2-SEPTIEMBRE-2009
ÉRIKA FONTÁNEZ
Discrimen vestido de legalidad
En 1945, Shelley y Ethel -una pareja de afroamericanos- compraron una propiedad en una urbanización en San Luis. Sus vecinos, junto a la “Asociación de Vecinos”, los demandaron para impedir que vivieran allí. Alegaron que las normas de carácter privado de la urbanización, conocidas como “condiciones restrictivas”, no permitían vivir allí a nadie que no fuera de la raza caucásica. Es decir, mediante acuerdo privado, los vecinos decidieron que allí no podían vivir negros.
No era poco común entonces que en las escrituras de propiedad y mediante “condiciones restrictivas”, los residentes de las urbanizaciones establecieran acuerdos privados para lograr la exclusión y discriminación de afroamericanos. Así, se utilizaba la zonificación y el derecho privado para discriminar contra afroamericanos y asiáticos, en su gran mayoría. Era una vía “privada y legal” para justificar la discriminación. El caso, Shelley v. Kraemer, llegó al Tribunal Supremo de Estados Unidos y en 1948 se le dio fin a esta práctica.
Estos mecanismos no son ajenos a Puerto Rico. Hace décadas las escrituras de la urbanización Pérez Morris en San Juan tenían la misma cláusula del caso Shelley. Pero hoy día las formas de discriminación son menos directas y hay otros grupos discriminados. Ejemplos abundan. Y es que el derecho de propiedad, la zonificación y los modelos de urbanismo como el cierre de calles y el desarrollo de urbanizaciones privadas, se han utilizado y han tenido el resultado de fragmentar cada vez más los grupos y clases sociales en el país. Estos mecanismos propician la elitización de la ciudad y excluyen y discriminan directa o indirectamente por raza, clase o identidad, como la discriminación contra los grupos LGBTT.
Recientemente la prensa informó que una jueza prohibió una “fiesta gay” en una urbanización cerrada. Según el periódico, los vecinos solicitaron que se detuviera la fiesta por tratarse de una actividad que “es promovida por una organización homosexual”. Se argumentó que la fiesta no iba acorde con el “carácter residencial” de la urbanización exclusiva y contravenía sus “condiciones restrictivas”.

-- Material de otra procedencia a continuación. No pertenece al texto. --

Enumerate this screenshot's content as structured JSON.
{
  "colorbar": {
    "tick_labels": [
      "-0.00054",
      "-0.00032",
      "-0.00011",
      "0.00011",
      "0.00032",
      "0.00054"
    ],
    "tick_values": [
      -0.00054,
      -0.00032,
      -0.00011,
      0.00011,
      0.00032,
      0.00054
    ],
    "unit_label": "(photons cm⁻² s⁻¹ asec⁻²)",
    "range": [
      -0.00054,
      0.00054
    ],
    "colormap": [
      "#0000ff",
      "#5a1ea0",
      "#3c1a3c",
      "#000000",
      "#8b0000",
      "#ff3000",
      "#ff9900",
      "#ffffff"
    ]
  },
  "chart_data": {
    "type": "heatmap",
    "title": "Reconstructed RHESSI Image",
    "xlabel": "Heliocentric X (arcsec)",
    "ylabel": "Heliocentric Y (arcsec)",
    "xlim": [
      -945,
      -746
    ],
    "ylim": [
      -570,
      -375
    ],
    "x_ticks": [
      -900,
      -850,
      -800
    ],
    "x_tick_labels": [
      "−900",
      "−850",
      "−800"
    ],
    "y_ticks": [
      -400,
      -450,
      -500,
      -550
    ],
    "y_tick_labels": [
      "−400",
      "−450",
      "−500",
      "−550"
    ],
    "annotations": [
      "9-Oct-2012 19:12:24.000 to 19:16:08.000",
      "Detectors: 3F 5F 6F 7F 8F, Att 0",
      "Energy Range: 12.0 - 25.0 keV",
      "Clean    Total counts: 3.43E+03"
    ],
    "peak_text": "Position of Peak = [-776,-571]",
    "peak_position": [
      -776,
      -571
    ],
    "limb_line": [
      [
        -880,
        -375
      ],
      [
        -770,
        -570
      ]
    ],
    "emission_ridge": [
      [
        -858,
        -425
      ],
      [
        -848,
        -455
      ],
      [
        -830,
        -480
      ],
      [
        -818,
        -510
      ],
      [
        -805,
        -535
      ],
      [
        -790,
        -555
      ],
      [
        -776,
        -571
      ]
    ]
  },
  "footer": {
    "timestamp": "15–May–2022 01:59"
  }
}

Si bien el argumento “residencial” tiene apariencia de neutralidad, siempre habría que preguntarse: ¿se hubiese impugnado otro tipo de fiesta? ¿Cuán distinta es esta fiesta de otras que también pondrían en duda el carácter residencial”? ¿Por qué la referencia a la “organización homosexual”? ¿No será esto parte de la tendencia de sectores conservadores o fundamentalistas, avalada por el Gobierno, de imponerle una moralidad particular al resto de la sociedad (en este caso al dueño de la casa)?
Habría que tener el ojo avizor y cuestionar si de lo que se trata es de discriminación y homofobia por la vía del derecho privado o las normas de urbanismo; si se trata de un acto de discriminación, aunque indirecto, contra las personas LGBTT. A éstos, como a Shelley y a Ethel, se les cierran cada vez más las puertas para el reclamo de sus derechos, de sus espacios, de su dignidad y se les rezaga a una condición de ciudadanos inferiores sin los derechos del resto.
Conviene preguntarnos si se está utilizando el derecho de propiedad para dar la apariencia de legalidad a conductas discriminatorias excluyentes y que atentan contra el derecho a una igual protección de las leyes. Como bien resolvió el Supremo de Estados Unidos, el Gobierno y las cortes, al refrendar normas privadas discriminatorias, violentan la protección constitucional y se apartan de un sistema que debe ser igualitario. Una tendencia en esa dirección -aunque se disfrace de urbanismo- es una discriminación impermisible que ni el Estado ni las cortes deben avalar.
Debe ponerse un alto urgente a las subcategorías de ciudadanos con menos derechos que otros. No debemos permitir que se vista de legalidad la discriminación, el atropello y la exclusión en nuestra sociedad.